Life is but a dream; those who see
the unity beyond the veil of maya will never perpetuate on this feeling which but demands its own way.

>> No.11026922

>>11026915
https://youtu.be/5_09IAg12q8
good song lol

>> No.11026929

>>11026922
I guess the accurate translation in english is web of maya

>> No.11026933

>>11026773
I envy you. I get enraged several times a day.

>> No.11026944

>>11026773
'A Guide To Rational Living'
If you really want to clean up your psyche and thus your life you can just read up on the great clinical psychologists of the 20th century. Carl Rogers, Jung, Alfred Adler, Viktor Frankel, Alber Ellis etc.

>> No.11026947

>>11026773
I used to be like this.

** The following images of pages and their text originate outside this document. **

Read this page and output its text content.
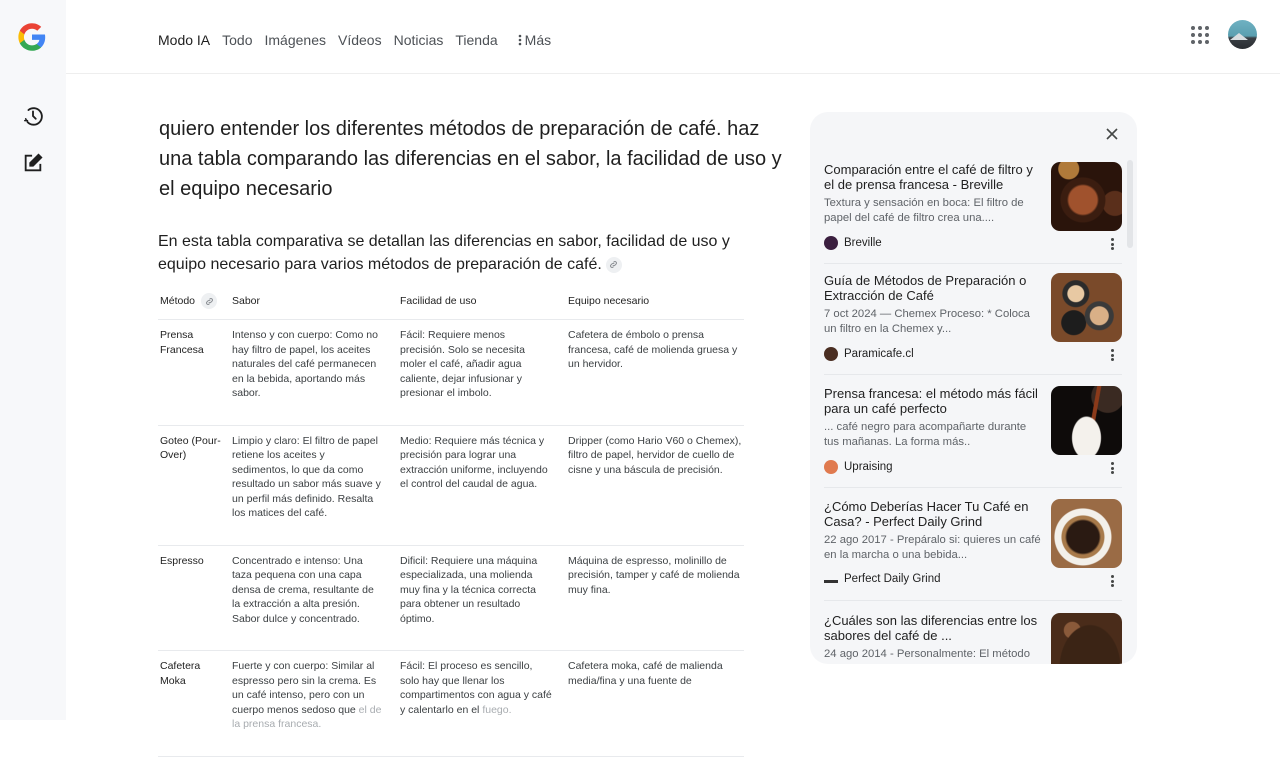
Modo IA Todo Imágenes Vídeos Noticias Tienda Más
quiero entender los diferentes métodos de preparación de café. haz una tabla comparando las diferencias en el sabor, la facilidad de uso y el equipo necesario
En esta tabla comparativa se detallan las diferencias en sabor, facilidad de uso y equipo necesario para varios métodos de preparación de café.
Método	Sabor	Facilidad de uso	Equipo necesario
Prensa Francesa	Intenso y con cuerpo: Como no hay filtro de papel, los aceites naturales del café permanecen en la bebida, aportando más sabor.	Fácil: Requiere menos precisión. Solo se necesita moler el café, añadir agua caliente, dejar infusionar y presionar el imbolo.	Cafetera de émbolo o prensa francesa, café de molienda gruesa y un hervidor.
Goteo (Pour-Over)	Limpio y claro: El filtro de papel retiene los aceites y sedimentos, lo que da como resultado un sabor más suave y un perfil más definido. Resalta los matices del café.	Medio: Requiere más técnica y precisión para lograr una extracción uniforme, incluyendo el control del caudal de agua.	Dripper (como Hario V60 o Chemex), filtro de papel, hervidor de cuello de cisne y una báscula de precisión.
Espresso	Concentrado e intenso: Una taza pequena con una capa densa de crema, resultante de la extracción a alta presión. Sabor dulce y concentrado.	Dificil: Requiere una máquina especializada, una molienda muy fina y la técnica correcta para obtener un resultado óptimo.	Máquina de espresso, molinillo de precisión, tamper y café de molienda muy fina.
Cafetera Moka	Fuerte y con cuerpo: Similar al espresso pero sin la crema. Es un café intenso, pero con un cuerpo menos sedoso que el de la prensa francesa.	Fácil: El proceso es sencillo, solo hay que llenar los compartimentos con agua y café y calentarlo en el fuego.	Cafetera moka, café de malienda media/fina y una fuente de
Comparación entre el café de filtro y el de prensa francesa - Breville
Textura y sensación en boca: El filtro de papel del café de filtro crea una....
Breville
Guía de Métodos de Preparación o Extracción de Café
7 oct 2024 — Chemex Proceso: * Coloca un filtro en la Chemex y...
Paramicafe.cl
Prensa francesa: el método más fácil para un café perfecto
... café negro para acompañarte durante tus mañanas. La forma más..
Upraising
¿Cómo Deberías Hacer Tu Café en Casa? - Perfect Daily Grind
22 ago 2017 - Prepáralo si: quieres un café en la marcha o una bebida...
Perfect Daily Grind
¿Cuáles son las diferencias entre los sabores del café de ...
24 ago 2014 - Personalmente: El método
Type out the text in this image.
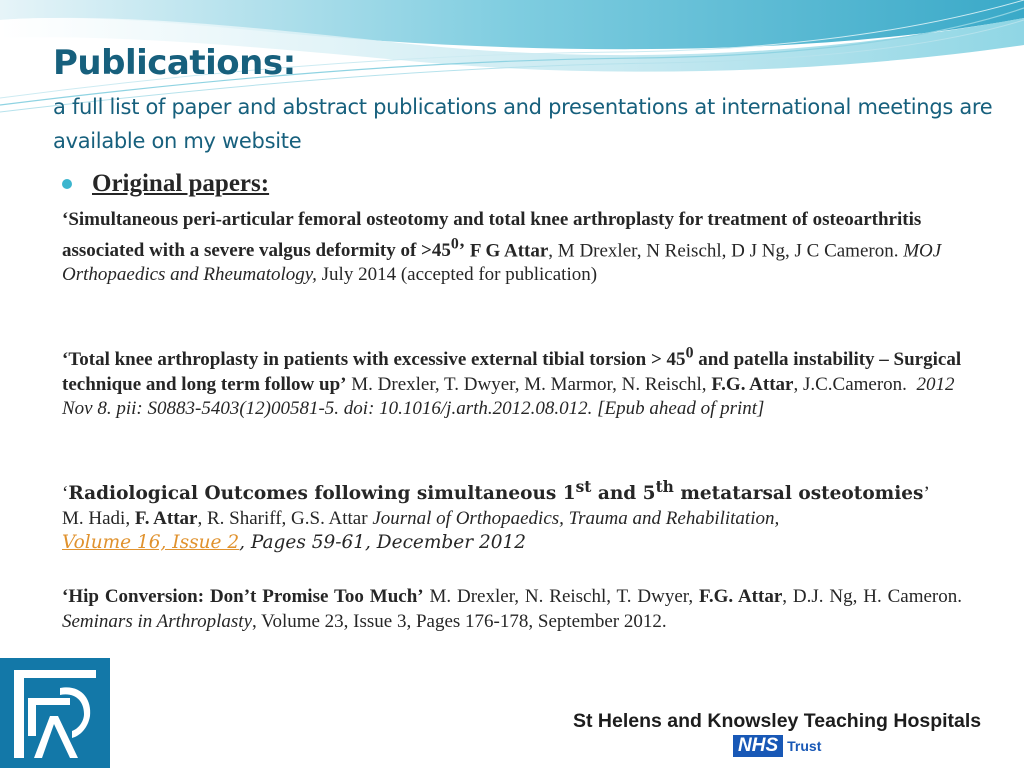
Publications:

a full list of paper and abstract publications and presentations at international meetings are available on my website

Original papers:

‘Simultaneous peri-articular femoral osteotomy and total knee arthroplasty for treatment of osteoarthritis associated with a severe valgus deformity of $>45^0$’ F G Attar, M Drexler, N Reischl, D J Ng, J C Cameron. MOJ Orthopaedics and Rheumatology, July 2014 (accepted for publication)

‘Total knee arthroplasty in patients with excessive external tibial torsion > $45^0$ and patella instability – Surgical technique and long term follow up’ M. Drexler, T. Dwyer, M. Marmor, N. Reischl, F.G. Attar, J.C.Cameron. 2012 Nov 8. pii: S0883-5403(12)00581-5. doi: 10.1016/j.arth.2012.08.012. [Epub ahead of print]

‘Radiological Outcomes following simultaneous 1st and 5th metatarsal osteotomies’
M. Hadi, F. Attar, R. Shariff, G.S. Attar Journal of Orthopaedics, Trauma and Rehabilitation,
Volume 16, Issue 2, Pages 59-61, December 2012

‘Hip Conversion: Don’t Promise Too Much’ M. Drexler, N. Reischl, T. Dwyer, F.G. Attar, D.J. Ng, H. Cameron. Seminars in Arthroplasty, Volume 23, Issue 3, Pages 176-178, September 2012.

St Helens and Knowsley Teaching Hospitals
NHS Trust
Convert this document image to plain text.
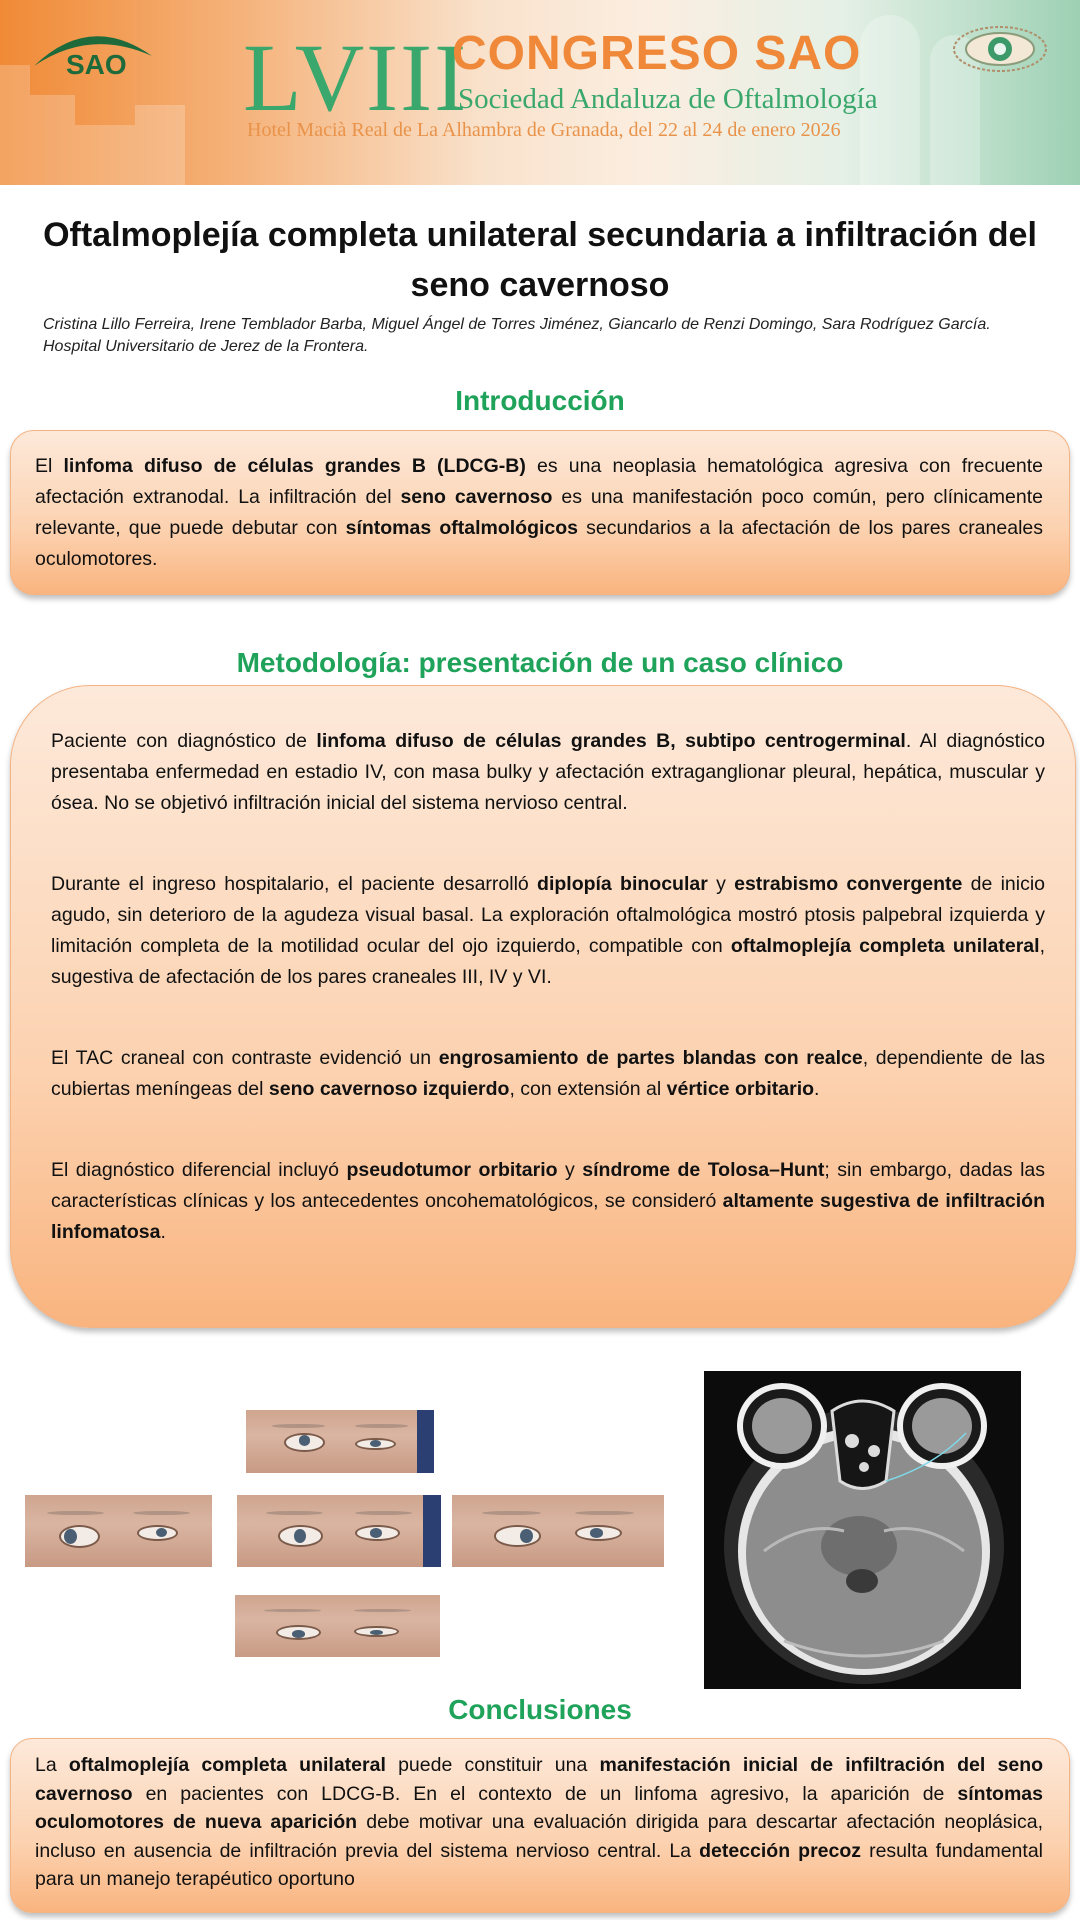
SAO LVIII
CONGRESO SAO
Sociedad Andaluza de Oftalmología
Hotel Macià Real de La Alhambra de Granada, del 22 al 24 de enero 2026
Oftalmoplejía completa unilateral secundaria a infiltración del seno cavernoso
Cristina Lillo Ferreira, Irene Temblador Barba, Miguel Ángel de Torres Jiménez, Giancarlo de Renzi Domingo, Sara Rodríguez García.
Hospital Universitario de Jerez de la Frontera.
Introducción

El linfoma difuso de células grandes B (LDCG-B) es una neoplasia hematológica agresiva con frecuente afectación extranodal. La infiltración del seno cavernoso es una manifestación poco común, pero clínicamente relevante, que puede debutar con síntomas oftalmológicos secundarios a la afectación de los pares craneales oculomotores.

Metodología: presentación de un caso clínico

Paciente con diagnóstico de linfoma difuso de células grandes B, subtipo centrogerminal. Al diagnóstico presentaba enfermedad en estadio IV, con masa bulky y afectación extraganglionar pleural, hepática, muscular y ósea. No se objetivó infiltración inicial del sistema nervioso central.

Durante el ingreso hospitalario, el paciente desarrolló diplopía binocular y estrabismo convergente de inicio agudo, sin deterioro de la agudeza visual basal. La exploración oftalmológica mostró ptosis palpebral izquierda y limitación completa de la motilidad ocular del ojo izquierdo, compatible con oftalmoplejía completa unilateral, sugestiva de afectación de los pares craneales III, IV y VI.

El TAC craneal con contraste evidenció un engrosamiento de partes blandas con realce, dependiente de las cubiertas meníngeas del seno cavernoso izquierdo, con extensión al vértice orbitario.

El diagnóstico diferencial incluyó pseudotumor orbitario y síndrome de Tolosa–Hunt; sin embargo, dadas las características clínicas y los antecedentes oncohematológicos, se consideró altamente sugestiva de infiltración linfomatosa.

Conclusiones

La oftalmoplejía completa unilateral puede constituir una manifestación inicial de infiltración del seno cavernoso en pacientes con LDCG-B. En el contexto de un linfoma agresivo, la aparición de síntomas oculomotores de nueva aparición debe motivar una evaluación dirigida para descartar afectación neoplásica, incluso en ausencia de infiltración previa del sistema nervioso central. La detección precoz resulta fundamental para un manejo terapéutico oportuno
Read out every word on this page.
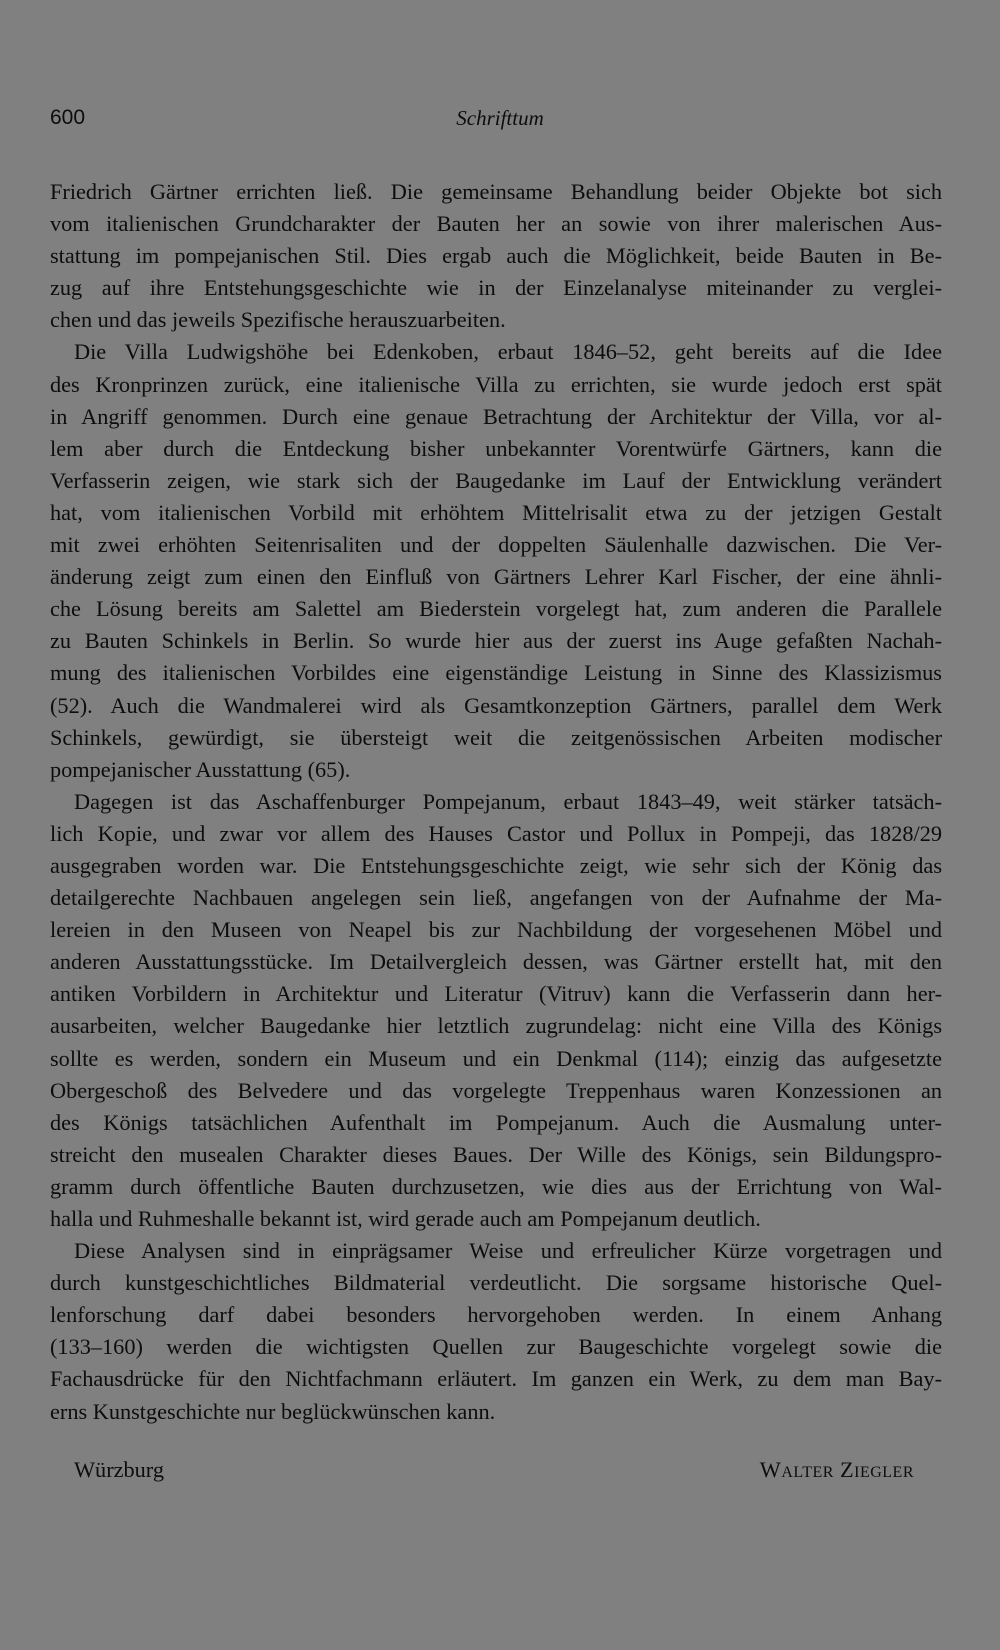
600	Schrifttum
Friedrich Gärtner errichten ließ. Die gemeinsame Behandlung beider Objekte bot sich
vom italienischen Grundcharakter der Bauten her an sowie von ihrer malerischen Aus-
stattung im pompejanischen Stil. Dies ergab auch die Möglichkeit, beide Bauten in Be-
zug auf ihre Entstehungsgeschichte wie in der Einzelanalyse miteinander zu verglei-
chen und das jeweils Spezifische herauszuarbeiten.
Die Villa Ludwigshöhe bei Edenkoben, erbaut 1846–52, geht bereits auf die Idee
des Kronprinzen zurück, eine italienische Villa zu errichten, sie wurde jedoch erst spät
in Angriff genommen. Durch eine genaue Betrachtung der Architektur der Villa, vor al-
lem aber durch die Entdeckung bisher unbekannter Vorentwürfe Gärtners, kann die
Verfasserin zeigen, wie stark sich der Baugedanke im Lauf der Entwicklung verändert
hat, vom italienischen Vorbild mit erhöhtem Mittelrisalit etwa zu der jetzigen Gestalt
mit zwei erhöhten Seitenrisaliten und der doppelten Säulenhalle dazwischen. Die Ver-
änderung zeigt zum einen den Einfluß von Gärtners Lehrer Karl Fischer, der eine ähnli-
che Lösung bereits am Salettel am Biederstein vorgelegt hat, zum anderen die Parallele
zu Bauten Schinkels in Berlin. So wurde hier aus der zuerst ins Auge gefaßten Nachah-
mung des italienischen Vorbildes eine eigenständige Leistung in Sinne des Klassizismus
(52). Auch die Wandmalerei wird als Gesamtkonzeption Gärtners, parallel dem Werk
Schinkels, gewürdigt, sie übersteigt weit die zeitgenössischen Arbeiten modischer
pompejanischer Ausstattung (65).
Dagegen ist das Aschaffenburger Pompejanum, erbaut 1843–49, weit stärker tatsäch-
lich Kopie, und zwar vor allem des Hauses Castor und Pollux in Pompeji, das 1828/29
ausgegraben worden war. Die Entstehungsgeschichte zeigt, wie sehr sich der König das
detailgerechte Nachbauen angelegen sein ließ, angefangen von der Aufnahme der Ma-
lereien in den Museen von Neapel bis zur Nachbildung der vorgesehenen Möbel und
anderen Ausstattungsstücke. Im Detailvergleich dessen, was Gärtner erstellt hat, mit den
antiken Vorbildern in Architektur und Literatur (Vitruv) kann die Verfasserin dann her-
ausarbeiten, welcher Baugedanke hier letztlich zugrundelag: nicht eine Villa des Königs
sollte es werden, sondern ein Museum und ein Denkmal (114); einzig das aufgesetzte
Obergeschoß des Belvedere und das vorgelegte Treppenhaus waren Konzessionen an
des Königs tatsächlichen Aufenthalt im Pompejanum. Auch die Ausmalung unter-
streicht den musealen Charakter dieses Baues. Der Wille des Königs, sein Bildungspro-
gramm durch öffentliche Bauten durchzusetzen, wie dies aus der Errichtung von Wal-
halla und Ruhmeshalle bekannt ist, wird gerade auch am Pompejanum deutlich.
Diese Analysen sind in einprägsamer Weise und erfreulicher Kürze vorgetragen und
durch kunstgeschichtliches Bildmaterial verdeutlicht. Die sorgsame historische Quel-
lenforschung darf dabei besonders hervorgehoben werden. In einem Anhang
(133–160) werden die wichtigsten Quellen zur Baugeschichte vorgelegt sowie die
Fachausdrücke für den Nichtfachmann erläutert. Im ganzen ein Werk, zu dem man Bay-
erns Kunstgeschichte nur beglückwünschen kann.
Würzburg	Walter Ziegler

People would insult me and I genuinely wouldn't care (I wouldn't even think something like "they're just insults", I just didn't feel anything). People would punch me and I would smile and punch them back, but without feeling angry. This eventually started changing when I started taking life more seriously. I still don't get angry like an average person, but I do get angry when someone betrays me, or when there is something I can't change no matter how much I try (for example trying to fix my fucked up family). You're probably a vert different case though.

>> No.11027269

>>11026947
I'm also not comfortable with stuff I can't change(and I think about those things a lot) but I can't myself to be mad at it. Whenever something happens it's more of a "...huh" reaction.